Re: What's underrated: perception improvements or controller improvements, for overall reliability?
Posted: Sun Jan 04, 2026 3:29 am
by dubois35
@rossi30 I'd push back on this a bit.
Domain randomization - varying friction, mass, sensor noise, and even visual textures during training - is one of the more reliable tricks for improving sim-to-real transfer, but overdoing it can make training slower to converge and produce overly conservative policies.
Re: What's underrated: perception improvements or controller improvements, for overall reliability?
Posted: Thu Jan 15, 2026 7:17 pm
by mohammed64
@dubois35 Not sure I fully agree here.
Diffusion policies model the distribution of possible actions and sample from it, which handles multimodal manipulation tasks (multiple valid ways to grasp something) more naturally than a single deterministic action output, at the cost of slower inference. Zero Moment Point (ZMP) control keeps the robot's center of pressure within its support polygon and has been the classical backbone of bipedal walking for two decades - it's robust and well-understood, but tends to produce a somewhat conservative, flat-footed gait compared to more dynamic approaches.
Re: What's underrated: perception improvements or controller improvements, for overall reliability?
Posted: Mon Jan 19, 2026 11:49 pm
by richard36
Still learning the space, so correct me if wrong -
Model predictive control (MPC) is still very much alive in production humanoids, often working alongside or underneath learned policies - MPC handles short-horizon dynamically-consistent trajectory optimization while learned components handle perception, task-level decisions, or recovery behaviors that are hard to hand-model.

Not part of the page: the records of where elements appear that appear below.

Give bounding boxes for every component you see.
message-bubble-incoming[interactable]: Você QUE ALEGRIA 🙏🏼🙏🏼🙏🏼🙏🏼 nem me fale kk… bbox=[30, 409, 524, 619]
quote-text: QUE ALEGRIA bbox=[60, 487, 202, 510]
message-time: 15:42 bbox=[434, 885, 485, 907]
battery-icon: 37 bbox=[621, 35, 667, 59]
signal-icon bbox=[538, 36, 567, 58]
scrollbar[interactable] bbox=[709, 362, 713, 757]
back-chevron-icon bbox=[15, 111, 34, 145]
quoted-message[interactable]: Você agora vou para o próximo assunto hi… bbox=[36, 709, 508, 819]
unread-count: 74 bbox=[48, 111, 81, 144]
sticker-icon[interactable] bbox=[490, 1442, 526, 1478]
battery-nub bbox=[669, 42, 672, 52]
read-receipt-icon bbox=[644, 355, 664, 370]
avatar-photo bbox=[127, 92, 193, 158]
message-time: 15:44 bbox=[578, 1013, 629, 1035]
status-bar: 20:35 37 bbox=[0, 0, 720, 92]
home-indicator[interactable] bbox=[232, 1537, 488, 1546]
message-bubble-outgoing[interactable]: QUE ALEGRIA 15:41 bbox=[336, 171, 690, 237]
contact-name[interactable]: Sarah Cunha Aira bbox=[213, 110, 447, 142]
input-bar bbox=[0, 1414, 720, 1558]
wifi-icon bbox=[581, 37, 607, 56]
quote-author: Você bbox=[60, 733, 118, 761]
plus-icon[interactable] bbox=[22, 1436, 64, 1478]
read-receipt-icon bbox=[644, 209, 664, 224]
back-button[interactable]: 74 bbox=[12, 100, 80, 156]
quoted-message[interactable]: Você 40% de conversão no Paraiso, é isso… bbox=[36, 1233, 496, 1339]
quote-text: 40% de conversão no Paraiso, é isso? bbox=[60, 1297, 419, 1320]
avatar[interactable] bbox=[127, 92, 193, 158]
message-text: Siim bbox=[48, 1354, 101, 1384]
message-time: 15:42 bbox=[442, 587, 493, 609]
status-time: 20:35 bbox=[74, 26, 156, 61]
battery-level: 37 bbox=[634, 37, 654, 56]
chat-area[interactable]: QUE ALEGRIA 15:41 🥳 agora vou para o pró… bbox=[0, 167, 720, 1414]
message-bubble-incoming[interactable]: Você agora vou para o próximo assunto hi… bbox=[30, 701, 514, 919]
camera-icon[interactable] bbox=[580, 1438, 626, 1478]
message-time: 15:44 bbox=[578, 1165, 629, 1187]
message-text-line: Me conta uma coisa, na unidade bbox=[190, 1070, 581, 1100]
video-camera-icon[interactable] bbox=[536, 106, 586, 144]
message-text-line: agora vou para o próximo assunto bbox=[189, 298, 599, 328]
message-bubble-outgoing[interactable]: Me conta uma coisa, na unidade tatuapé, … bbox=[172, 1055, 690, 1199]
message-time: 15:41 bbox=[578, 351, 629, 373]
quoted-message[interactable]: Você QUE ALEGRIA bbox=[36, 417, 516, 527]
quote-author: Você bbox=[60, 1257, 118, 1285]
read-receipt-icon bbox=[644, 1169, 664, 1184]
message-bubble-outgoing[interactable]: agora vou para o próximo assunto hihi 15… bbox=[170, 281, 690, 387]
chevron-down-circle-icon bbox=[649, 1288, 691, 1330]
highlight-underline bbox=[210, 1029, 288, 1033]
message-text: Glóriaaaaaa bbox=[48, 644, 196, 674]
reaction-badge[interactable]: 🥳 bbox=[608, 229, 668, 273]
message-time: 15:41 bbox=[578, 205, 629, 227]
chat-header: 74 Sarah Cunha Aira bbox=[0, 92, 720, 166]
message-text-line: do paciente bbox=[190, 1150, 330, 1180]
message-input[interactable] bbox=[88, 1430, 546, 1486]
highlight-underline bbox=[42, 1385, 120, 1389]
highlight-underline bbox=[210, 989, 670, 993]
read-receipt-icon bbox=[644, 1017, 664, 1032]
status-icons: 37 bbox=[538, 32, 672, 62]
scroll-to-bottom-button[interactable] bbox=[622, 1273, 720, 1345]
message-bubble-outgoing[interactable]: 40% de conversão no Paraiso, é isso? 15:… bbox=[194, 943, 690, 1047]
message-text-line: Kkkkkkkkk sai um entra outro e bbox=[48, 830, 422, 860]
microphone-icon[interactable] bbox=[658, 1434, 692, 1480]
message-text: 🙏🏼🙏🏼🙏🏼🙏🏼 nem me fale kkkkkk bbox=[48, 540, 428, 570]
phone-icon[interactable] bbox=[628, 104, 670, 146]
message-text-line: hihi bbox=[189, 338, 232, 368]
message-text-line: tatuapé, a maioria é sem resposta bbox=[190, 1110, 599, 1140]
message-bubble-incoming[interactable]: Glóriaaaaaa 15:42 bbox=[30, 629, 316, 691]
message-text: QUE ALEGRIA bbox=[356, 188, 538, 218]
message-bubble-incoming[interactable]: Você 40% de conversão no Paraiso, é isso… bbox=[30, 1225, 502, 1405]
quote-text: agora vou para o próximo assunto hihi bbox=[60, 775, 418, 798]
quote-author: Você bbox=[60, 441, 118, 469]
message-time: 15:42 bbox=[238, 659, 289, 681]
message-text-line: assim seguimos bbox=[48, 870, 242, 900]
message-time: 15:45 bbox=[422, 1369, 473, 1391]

Re: What's underrated: perception improvements or controller improvements, for overall reliability?
Posted: Tue Jan 27, 2026 11:21 pm
by shill
Related question -
Model predictive control (MPC) is still very much alive in production humanoids, often working alongside or underneath learned policies - MPC handles short-horizon dynamically-consistent trajectory optimization while learned components handle perception, task-level decisions, or recovery behaviors that are hard to hand-model. Zero Moment Point (ZMP) control keeps the robot's center of pressure within its support polygon and has been the classical backbone of bipedal walking for two decades - it's robust and well-understood, but tends to produce a somewhat conservative, flat-footed gait compared to more dynamic approaches.

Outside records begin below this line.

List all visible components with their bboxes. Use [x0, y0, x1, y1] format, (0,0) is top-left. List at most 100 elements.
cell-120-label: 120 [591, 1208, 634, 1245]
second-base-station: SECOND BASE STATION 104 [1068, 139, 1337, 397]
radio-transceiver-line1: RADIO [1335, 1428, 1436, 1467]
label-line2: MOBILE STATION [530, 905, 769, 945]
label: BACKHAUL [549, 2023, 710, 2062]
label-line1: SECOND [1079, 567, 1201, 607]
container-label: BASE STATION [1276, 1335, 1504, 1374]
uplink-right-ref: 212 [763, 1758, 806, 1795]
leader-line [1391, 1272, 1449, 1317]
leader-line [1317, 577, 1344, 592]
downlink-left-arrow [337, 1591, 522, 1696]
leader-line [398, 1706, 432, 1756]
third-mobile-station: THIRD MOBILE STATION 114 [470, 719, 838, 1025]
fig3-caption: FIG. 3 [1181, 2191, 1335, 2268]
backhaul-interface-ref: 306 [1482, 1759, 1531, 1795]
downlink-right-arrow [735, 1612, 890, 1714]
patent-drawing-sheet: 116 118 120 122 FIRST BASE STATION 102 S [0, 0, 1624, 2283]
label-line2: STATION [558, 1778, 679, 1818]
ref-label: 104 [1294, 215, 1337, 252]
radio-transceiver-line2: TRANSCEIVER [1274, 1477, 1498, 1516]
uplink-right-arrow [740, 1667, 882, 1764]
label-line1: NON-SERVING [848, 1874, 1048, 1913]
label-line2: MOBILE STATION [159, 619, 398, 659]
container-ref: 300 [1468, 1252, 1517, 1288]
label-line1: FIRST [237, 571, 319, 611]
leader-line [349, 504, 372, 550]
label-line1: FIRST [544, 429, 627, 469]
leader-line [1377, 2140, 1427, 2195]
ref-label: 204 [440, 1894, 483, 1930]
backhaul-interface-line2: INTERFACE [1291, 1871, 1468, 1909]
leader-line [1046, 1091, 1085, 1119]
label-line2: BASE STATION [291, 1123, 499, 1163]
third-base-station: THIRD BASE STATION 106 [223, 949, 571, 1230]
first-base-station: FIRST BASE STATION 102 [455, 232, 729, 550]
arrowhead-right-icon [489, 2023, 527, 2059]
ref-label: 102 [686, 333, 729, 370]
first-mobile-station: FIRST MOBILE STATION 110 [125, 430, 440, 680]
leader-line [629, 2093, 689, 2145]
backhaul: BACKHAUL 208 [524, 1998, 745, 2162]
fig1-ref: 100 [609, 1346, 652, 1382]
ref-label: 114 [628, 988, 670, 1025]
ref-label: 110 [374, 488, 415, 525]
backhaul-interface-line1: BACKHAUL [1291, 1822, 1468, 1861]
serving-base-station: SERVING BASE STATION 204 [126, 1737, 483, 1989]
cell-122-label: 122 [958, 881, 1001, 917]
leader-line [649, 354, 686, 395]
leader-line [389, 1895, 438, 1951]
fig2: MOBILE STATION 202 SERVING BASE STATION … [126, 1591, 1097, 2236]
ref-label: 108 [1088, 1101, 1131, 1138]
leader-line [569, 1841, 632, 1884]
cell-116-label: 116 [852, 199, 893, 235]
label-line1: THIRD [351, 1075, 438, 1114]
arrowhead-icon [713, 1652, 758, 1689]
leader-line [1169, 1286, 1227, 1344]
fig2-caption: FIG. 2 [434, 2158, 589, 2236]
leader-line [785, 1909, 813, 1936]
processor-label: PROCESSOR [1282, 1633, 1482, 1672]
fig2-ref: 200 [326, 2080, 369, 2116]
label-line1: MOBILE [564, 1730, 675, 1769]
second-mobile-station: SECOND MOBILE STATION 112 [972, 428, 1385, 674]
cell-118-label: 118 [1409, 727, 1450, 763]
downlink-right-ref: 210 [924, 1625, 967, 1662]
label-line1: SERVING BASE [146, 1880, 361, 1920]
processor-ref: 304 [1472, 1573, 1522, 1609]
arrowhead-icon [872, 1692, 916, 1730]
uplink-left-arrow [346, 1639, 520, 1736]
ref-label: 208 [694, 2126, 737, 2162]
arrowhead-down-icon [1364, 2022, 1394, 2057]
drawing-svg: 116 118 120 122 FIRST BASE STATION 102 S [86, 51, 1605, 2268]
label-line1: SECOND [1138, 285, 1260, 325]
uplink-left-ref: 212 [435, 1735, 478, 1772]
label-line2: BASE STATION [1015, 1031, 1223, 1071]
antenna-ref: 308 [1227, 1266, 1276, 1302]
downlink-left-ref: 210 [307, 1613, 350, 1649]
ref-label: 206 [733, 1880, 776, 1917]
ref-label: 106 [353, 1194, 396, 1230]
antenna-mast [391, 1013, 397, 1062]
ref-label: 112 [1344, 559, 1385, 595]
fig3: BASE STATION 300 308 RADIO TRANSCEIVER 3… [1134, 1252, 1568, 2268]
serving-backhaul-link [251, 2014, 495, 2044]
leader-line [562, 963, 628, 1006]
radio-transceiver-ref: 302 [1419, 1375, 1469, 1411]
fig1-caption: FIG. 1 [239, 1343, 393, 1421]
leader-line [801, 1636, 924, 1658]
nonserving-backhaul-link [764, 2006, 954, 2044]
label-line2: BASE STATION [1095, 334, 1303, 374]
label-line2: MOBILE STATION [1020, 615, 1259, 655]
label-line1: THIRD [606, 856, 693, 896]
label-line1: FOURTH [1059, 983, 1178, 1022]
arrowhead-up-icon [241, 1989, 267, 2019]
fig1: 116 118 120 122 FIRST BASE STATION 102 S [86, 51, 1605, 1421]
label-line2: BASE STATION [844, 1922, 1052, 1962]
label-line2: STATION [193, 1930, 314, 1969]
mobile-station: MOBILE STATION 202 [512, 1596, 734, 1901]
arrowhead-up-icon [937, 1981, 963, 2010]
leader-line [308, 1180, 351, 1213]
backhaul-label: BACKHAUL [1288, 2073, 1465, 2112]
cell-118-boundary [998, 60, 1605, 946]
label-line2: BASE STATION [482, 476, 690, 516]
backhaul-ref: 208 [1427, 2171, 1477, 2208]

Re: What's underrated: perception improvements or controller improvements, for overall reliability?
Posted: Sun Feb 08, 2026 8:41 pm
by emma_whit
@shill Minor factual note:
Domain randomization - varying friction, mass, sensor noise, and even visual textures during training - is one of the more reliable tricks for improving sim-to-real transfer, but overdoing it can make training slower to converge and produce overly conservative policies.
Re: What's underrated: perception improvements or controller improvements, for overall reliability?
Posted: Mon Feb 16, 2026 11:36 pm
by nancy_lewi
Ran into exactly this myself.
Balance-recovery controllers are usually evaluated with push-recovery tests (a known, repeatable lateral push) in demos, but real-world robustness also depends on recovering from unstructured events like uneven flooring, unexpected contact, or a dropped payload shifting the center of mass mid-stride - which is a much harder, less demo-friendly test. ROS2 remains common in research and early-stage products for its tooling and ecosystem, but a number of production humanoid companies run custom, more tightly-optimized middleware for their real-time control loops, using ROS2-like tooling mainly for development, visualization, and non-real-time subsystems.